The Marine Crops’ F-35B is scheduled to be combat ready by next month and will take on close air support as one of its missions.

However, the F-35’s close air support capabilities have fallen under the spotlight in the debate over the Air Force’s push to retire the A-10 Warthog, the military's lead close air support aircraft. Air Force leaders said they need to retire the aircraft to free up funding and maintainers for the F-35.

Critics of the move point to the time between the F-35B’s initial operating capability date and the time when F-35 pilots will be able to fire the F-35’s Gatling gun. A report by Dave Majumdar for the Daily Beast said pilots will have to wait as long as four years to use the Gatling gun because the aircraft requires Block 3F software to operate it.

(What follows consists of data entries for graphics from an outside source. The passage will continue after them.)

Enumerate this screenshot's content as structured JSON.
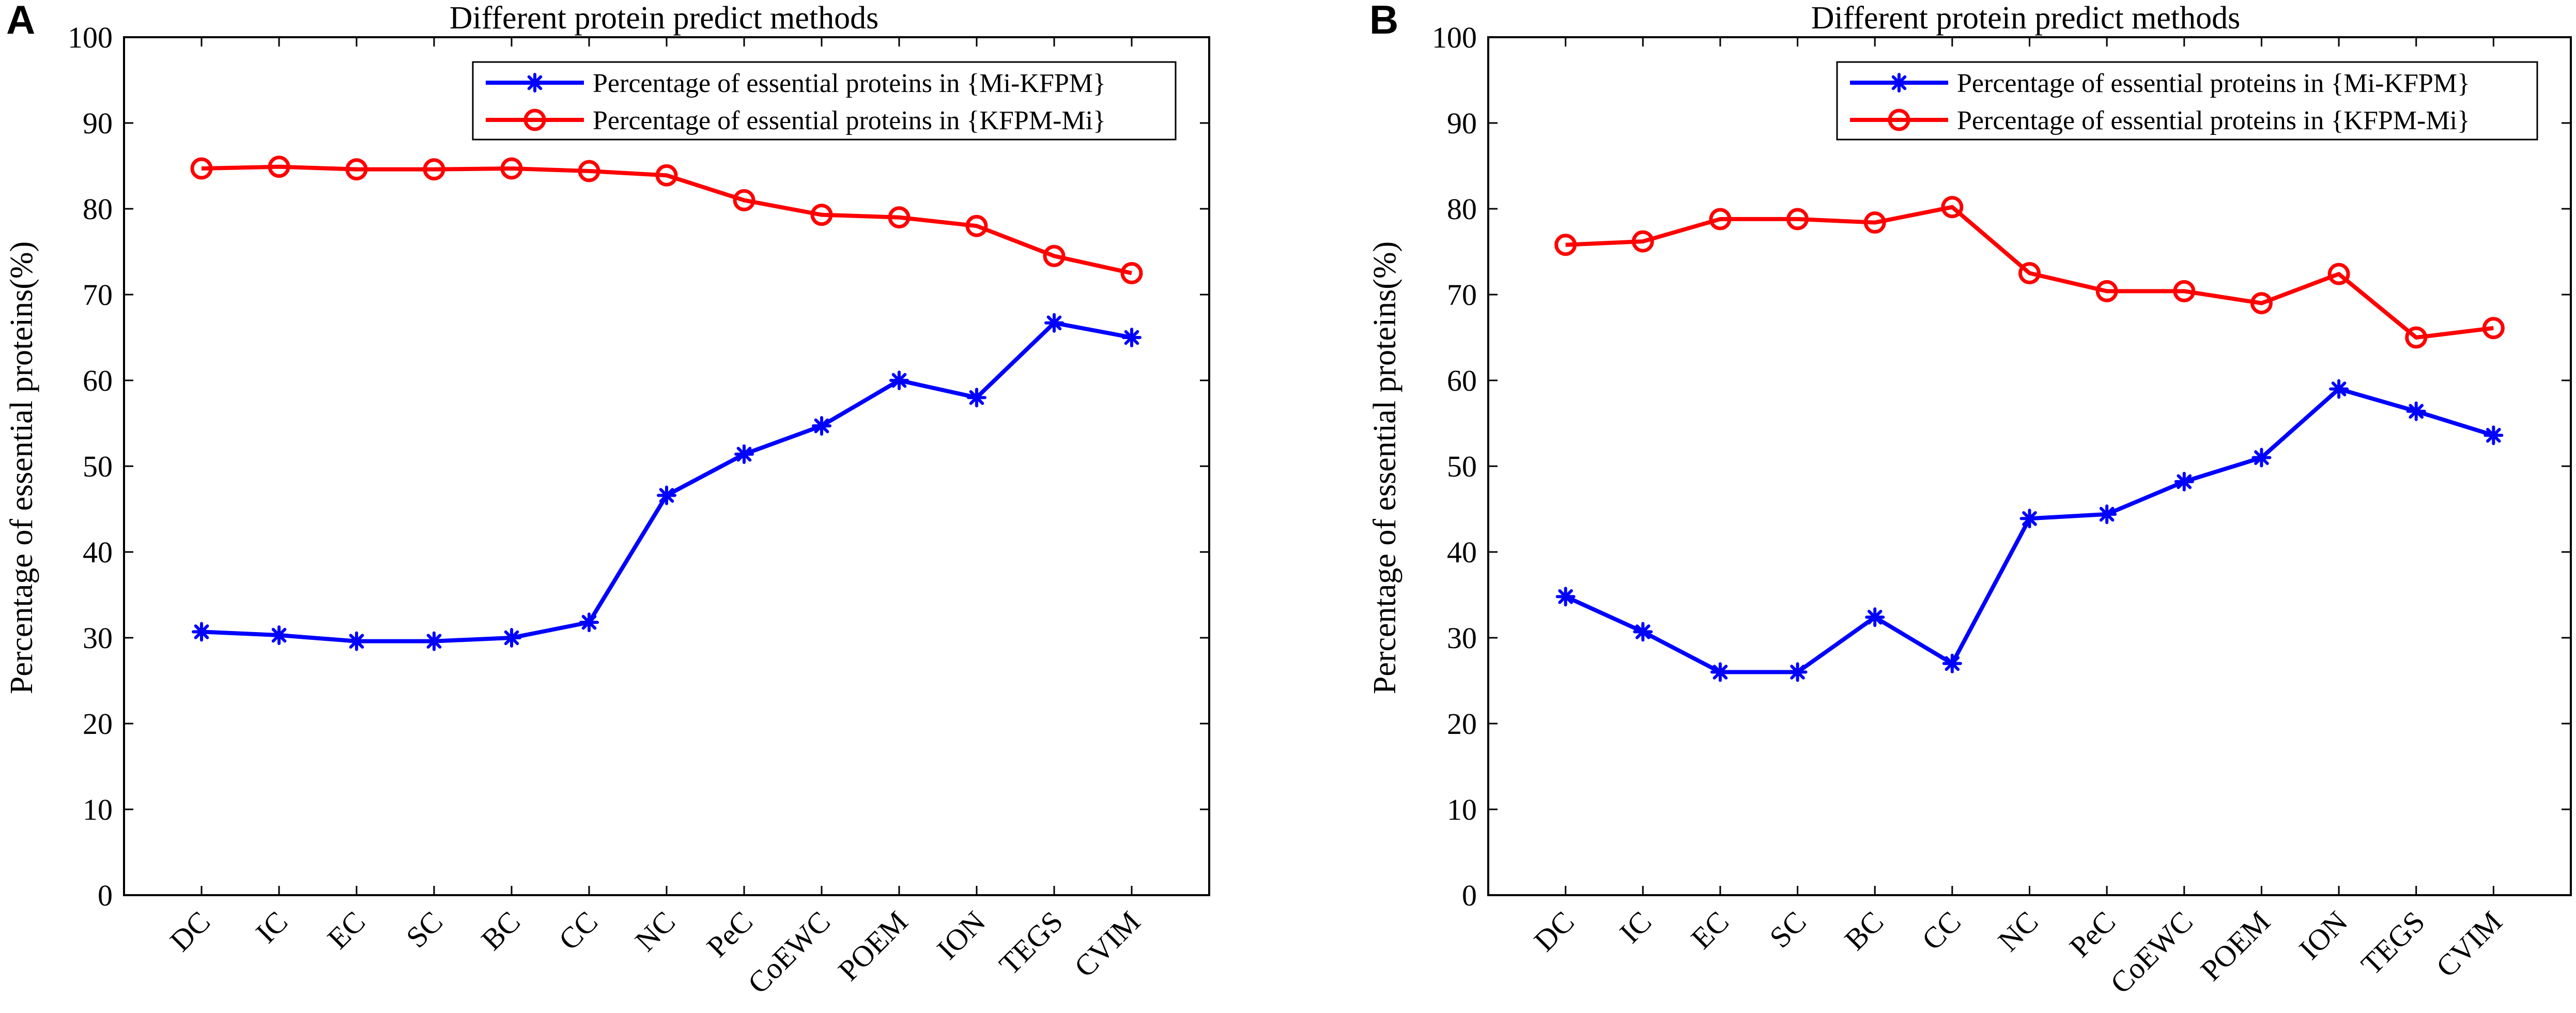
{
  "colors": {
    "series1": "#0000ff",
    "series2": "#ff0000"
  },
  "chart_data": [
    {
      "panel": "A",
      "type": "line",
      "title": "Different protein predict methods",
      "xlabel": "",
      "ylabel": "Percentage of essential proteins(%)",
      "ylim": [
        0,
        100
      ],
      "yticks": [
        "0",
        "10",
        "20",
        "30",
        "40",
        "50",
        "60",
        "70",
        "80",
        "90",
        "100"
      ],
      "categories": [
        "DC",
        "IC",
        "EC",
        "SC",
        "BC",
        "CC",
        "NC",
        "PeC",
        "CoEWC",
        "POEM",
        "ION",
        "TEGS",
        "CVIM"
      ],
      "legend_position": "top-right",
      "series": [
        {
          "name": "Percentage of essential proteins in {Mi-KFPM}",
          "marker": "asterisk",
          "values": [
            30.7,
            30.3,
            29.6,
            29.6,
            30.0,
            31.8,
            46.6,
            51.4,
            54.7,
            60.0,
            58.0,
            66.7,
            65.0
          ]
        },
        {
          "name": "Percentage of essential proteins in {KFPM-Mi}",
          "marker": "circle",
          "values": [
            84.7,
            84.9,
            84.6,
            84.6,
            84.7,
            84.4,
            83.9,
            81.0,
            79.3,
            79.0,
            78.0,
            74.5,
            72.5
          ]
        }
      ]
    },
    {
      "panel": "B",
      "type": "line",
      "title": "Different protein predict methods",
      "xlabel": "",
      "ylabel": "Percentage of essential proteins(%)",
      "ylim": [
        0,
        100
      ],
      "yticks": [
        "0",
        "10",
        "20",
        "30",
        "40",
        "50",
        "60",
        "70",
        "80",
        "90",
        "100"
      ],
      "categories": [
        "DC",
        "IC",
        "EC",
        "SC",
        "BC",
        "CC",
        "NC",
        "PeC",
        "CoEWC",
        "POEM",
        "ION",
        "TEGS",
        "CVIM"
      ],
      "legend_position": "top-right",
      "series": [
        {
          "name": "Percentage of essential proteins in {Mi-KFPM}",
          "marker": "asterisk",
          "values": [
            34.8,
            30.7,
            26.0,
            26.0,
            32.4,
            27.0,
            43.9,
            44.4,
            48.2,
            51.0,
            59.0,
            56.4,
            53.6
          ]
        },
        {
          "name": "Percentage of essential proteins in {KFPM-Mi}",
          "marker": "circle",
          "values": [
            75.8,
            76.2,
            78.8,
            78.8,
            78.4,
            80.2,
            72.5,
            70.4,
            70.4,
            69.0,
            72.4,
            65.0,
            66.1
          ]
        }
      ]
    }
  ]
}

Martin defended the F-35B as a close air support aircraft here at the Paris Air Show saying that Lt. Gen. Joe Davis, head of Marine aviation, “has said publicly that the close air support capability he has in that aircraft (the F-35B) is more than anything he has in his current inventory and he’s very pleased with the ability and the capability.”

Tests on the four-barrel GAU-22/A Gatling gun that is scheduled to be installed on the F-35 will begin this summer.

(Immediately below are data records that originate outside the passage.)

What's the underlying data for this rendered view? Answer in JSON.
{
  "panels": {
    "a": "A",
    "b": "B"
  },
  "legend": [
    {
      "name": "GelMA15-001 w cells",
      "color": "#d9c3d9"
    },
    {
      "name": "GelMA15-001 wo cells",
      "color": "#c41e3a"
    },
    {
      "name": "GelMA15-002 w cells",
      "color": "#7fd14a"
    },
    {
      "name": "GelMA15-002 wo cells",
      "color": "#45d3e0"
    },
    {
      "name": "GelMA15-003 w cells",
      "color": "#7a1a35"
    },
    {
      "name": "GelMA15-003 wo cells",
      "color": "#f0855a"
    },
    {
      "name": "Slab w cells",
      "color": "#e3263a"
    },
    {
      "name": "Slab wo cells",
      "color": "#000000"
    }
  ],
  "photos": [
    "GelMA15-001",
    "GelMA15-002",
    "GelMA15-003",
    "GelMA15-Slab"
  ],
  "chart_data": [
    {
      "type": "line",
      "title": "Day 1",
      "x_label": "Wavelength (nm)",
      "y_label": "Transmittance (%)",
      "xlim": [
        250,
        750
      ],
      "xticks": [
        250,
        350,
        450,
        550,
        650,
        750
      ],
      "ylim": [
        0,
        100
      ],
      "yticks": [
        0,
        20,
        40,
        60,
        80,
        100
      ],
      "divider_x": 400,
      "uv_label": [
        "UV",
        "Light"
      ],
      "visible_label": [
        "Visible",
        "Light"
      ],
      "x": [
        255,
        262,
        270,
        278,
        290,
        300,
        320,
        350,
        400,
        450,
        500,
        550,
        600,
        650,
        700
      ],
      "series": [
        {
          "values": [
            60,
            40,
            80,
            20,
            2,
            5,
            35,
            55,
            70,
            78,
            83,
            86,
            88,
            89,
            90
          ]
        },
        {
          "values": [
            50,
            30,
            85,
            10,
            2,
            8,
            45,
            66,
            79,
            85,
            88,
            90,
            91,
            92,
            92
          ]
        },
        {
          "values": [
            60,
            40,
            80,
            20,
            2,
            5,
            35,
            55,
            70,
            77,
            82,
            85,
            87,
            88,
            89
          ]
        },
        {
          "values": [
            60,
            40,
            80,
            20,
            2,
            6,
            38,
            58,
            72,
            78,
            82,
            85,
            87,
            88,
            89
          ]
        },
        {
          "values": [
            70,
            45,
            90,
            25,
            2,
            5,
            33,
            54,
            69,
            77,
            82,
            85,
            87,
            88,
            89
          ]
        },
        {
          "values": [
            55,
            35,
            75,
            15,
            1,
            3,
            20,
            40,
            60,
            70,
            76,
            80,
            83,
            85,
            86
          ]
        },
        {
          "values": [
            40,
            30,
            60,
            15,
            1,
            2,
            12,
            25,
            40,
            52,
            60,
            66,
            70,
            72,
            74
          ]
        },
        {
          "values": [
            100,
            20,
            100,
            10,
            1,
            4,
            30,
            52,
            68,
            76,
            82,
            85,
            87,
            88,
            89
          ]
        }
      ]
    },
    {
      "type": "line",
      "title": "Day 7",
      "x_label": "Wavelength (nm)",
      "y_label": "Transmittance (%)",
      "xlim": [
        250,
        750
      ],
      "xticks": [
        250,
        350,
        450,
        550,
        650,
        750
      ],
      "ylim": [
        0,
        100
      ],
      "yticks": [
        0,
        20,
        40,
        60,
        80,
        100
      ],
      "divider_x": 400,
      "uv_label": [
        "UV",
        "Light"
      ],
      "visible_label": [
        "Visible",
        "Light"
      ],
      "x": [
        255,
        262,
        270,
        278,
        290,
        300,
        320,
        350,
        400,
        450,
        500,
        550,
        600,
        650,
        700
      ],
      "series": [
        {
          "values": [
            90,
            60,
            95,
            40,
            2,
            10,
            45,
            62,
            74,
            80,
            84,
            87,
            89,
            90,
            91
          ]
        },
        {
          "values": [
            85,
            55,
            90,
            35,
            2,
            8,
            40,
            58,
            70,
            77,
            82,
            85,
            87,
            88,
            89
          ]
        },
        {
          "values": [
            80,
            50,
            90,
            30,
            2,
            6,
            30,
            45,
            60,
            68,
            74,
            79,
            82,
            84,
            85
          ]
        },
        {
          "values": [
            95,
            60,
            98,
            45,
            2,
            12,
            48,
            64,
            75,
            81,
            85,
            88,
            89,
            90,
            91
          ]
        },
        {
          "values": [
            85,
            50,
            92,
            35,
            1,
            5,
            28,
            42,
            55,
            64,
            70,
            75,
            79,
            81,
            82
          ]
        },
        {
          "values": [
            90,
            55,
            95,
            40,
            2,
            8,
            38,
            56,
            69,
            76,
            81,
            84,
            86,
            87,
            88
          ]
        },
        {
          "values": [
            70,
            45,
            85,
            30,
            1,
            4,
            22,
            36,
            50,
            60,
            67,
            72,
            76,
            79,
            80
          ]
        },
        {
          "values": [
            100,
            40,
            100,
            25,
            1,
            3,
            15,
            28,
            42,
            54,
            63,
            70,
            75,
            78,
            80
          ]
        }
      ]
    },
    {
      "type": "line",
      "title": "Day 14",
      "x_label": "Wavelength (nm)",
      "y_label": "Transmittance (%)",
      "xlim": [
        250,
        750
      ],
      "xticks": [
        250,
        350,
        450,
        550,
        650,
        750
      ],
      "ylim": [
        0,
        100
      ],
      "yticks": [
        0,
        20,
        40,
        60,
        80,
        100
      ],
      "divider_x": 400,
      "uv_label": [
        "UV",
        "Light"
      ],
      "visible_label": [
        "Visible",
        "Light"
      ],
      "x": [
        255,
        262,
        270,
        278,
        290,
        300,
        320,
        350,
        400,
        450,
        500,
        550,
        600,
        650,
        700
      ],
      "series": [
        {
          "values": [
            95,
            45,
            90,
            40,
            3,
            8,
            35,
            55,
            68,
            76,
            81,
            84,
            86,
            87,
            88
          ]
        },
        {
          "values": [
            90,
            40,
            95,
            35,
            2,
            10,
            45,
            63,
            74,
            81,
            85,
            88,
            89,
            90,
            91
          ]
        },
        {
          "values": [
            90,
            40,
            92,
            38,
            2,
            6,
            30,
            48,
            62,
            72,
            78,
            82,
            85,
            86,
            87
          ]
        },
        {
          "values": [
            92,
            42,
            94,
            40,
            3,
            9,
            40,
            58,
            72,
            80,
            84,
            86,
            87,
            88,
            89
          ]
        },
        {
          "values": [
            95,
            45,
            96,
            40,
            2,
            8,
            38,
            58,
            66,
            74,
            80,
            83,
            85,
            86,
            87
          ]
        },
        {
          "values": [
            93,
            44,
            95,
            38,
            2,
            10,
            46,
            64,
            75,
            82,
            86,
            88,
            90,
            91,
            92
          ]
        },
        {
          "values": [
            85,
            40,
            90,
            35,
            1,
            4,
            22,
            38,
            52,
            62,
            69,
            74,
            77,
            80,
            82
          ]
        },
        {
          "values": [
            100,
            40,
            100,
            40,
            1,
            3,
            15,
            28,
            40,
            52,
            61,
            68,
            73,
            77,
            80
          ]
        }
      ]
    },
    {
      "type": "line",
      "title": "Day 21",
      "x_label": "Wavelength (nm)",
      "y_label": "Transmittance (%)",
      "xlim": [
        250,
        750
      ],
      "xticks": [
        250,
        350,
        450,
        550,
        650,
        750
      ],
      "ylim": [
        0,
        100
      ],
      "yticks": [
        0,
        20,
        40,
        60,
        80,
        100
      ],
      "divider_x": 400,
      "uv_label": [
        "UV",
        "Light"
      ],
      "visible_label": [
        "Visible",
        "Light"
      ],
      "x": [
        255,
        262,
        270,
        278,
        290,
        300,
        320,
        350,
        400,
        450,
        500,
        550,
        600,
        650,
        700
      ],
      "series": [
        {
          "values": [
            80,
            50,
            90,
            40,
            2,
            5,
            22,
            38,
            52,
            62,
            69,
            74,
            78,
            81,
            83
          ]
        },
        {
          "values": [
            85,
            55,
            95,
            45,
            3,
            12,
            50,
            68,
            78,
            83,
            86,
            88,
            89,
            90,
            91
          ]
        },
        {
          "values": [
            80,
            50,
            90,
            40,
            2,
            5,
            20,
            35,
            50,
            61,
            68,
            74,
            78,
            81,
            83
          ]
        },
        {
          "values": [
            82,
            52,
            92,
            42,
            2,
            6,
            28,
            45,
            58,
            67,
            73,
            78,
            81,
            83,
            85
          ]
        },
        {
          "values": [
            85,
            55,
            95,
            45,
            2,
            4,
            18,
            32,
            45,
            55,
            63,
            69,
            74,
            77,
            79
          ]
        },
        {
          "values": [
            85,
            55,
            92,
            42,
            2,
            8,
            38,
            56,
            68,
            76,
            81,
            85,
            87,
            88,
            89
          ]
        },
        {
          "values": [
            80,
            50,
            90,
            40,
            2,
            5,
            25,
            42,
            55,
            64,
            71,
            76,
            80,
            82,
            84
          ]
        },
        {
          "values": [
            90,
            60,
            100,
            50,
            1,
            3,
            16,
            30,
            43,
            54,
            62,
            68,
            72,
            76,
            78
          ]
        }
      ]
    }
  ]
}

“I know of no plans to change our formal test plan. It is a well organized and designed test plan…and I don’t’ know of any activities to enhance that,” Martin said. “Anytime that our customer would come to us and say we need you to do something earlier, we would work with them and readjust things, but we have not gotten that request.”

The F-35B will enter IOC for the Marine Corps with three weapons – the AIM-120 AMRAAM, the GBU-12 laser guided bomb and the GBU-39 small diameter bomb.

She did highlight the work the Air Force and the Marine Corps is doing to create concept of operations for the F-35 as a close air support aircraft when it is combat ready.

Martin was also asked if she has heard concerns from international partners on the close air support capability of the F-35. She said no.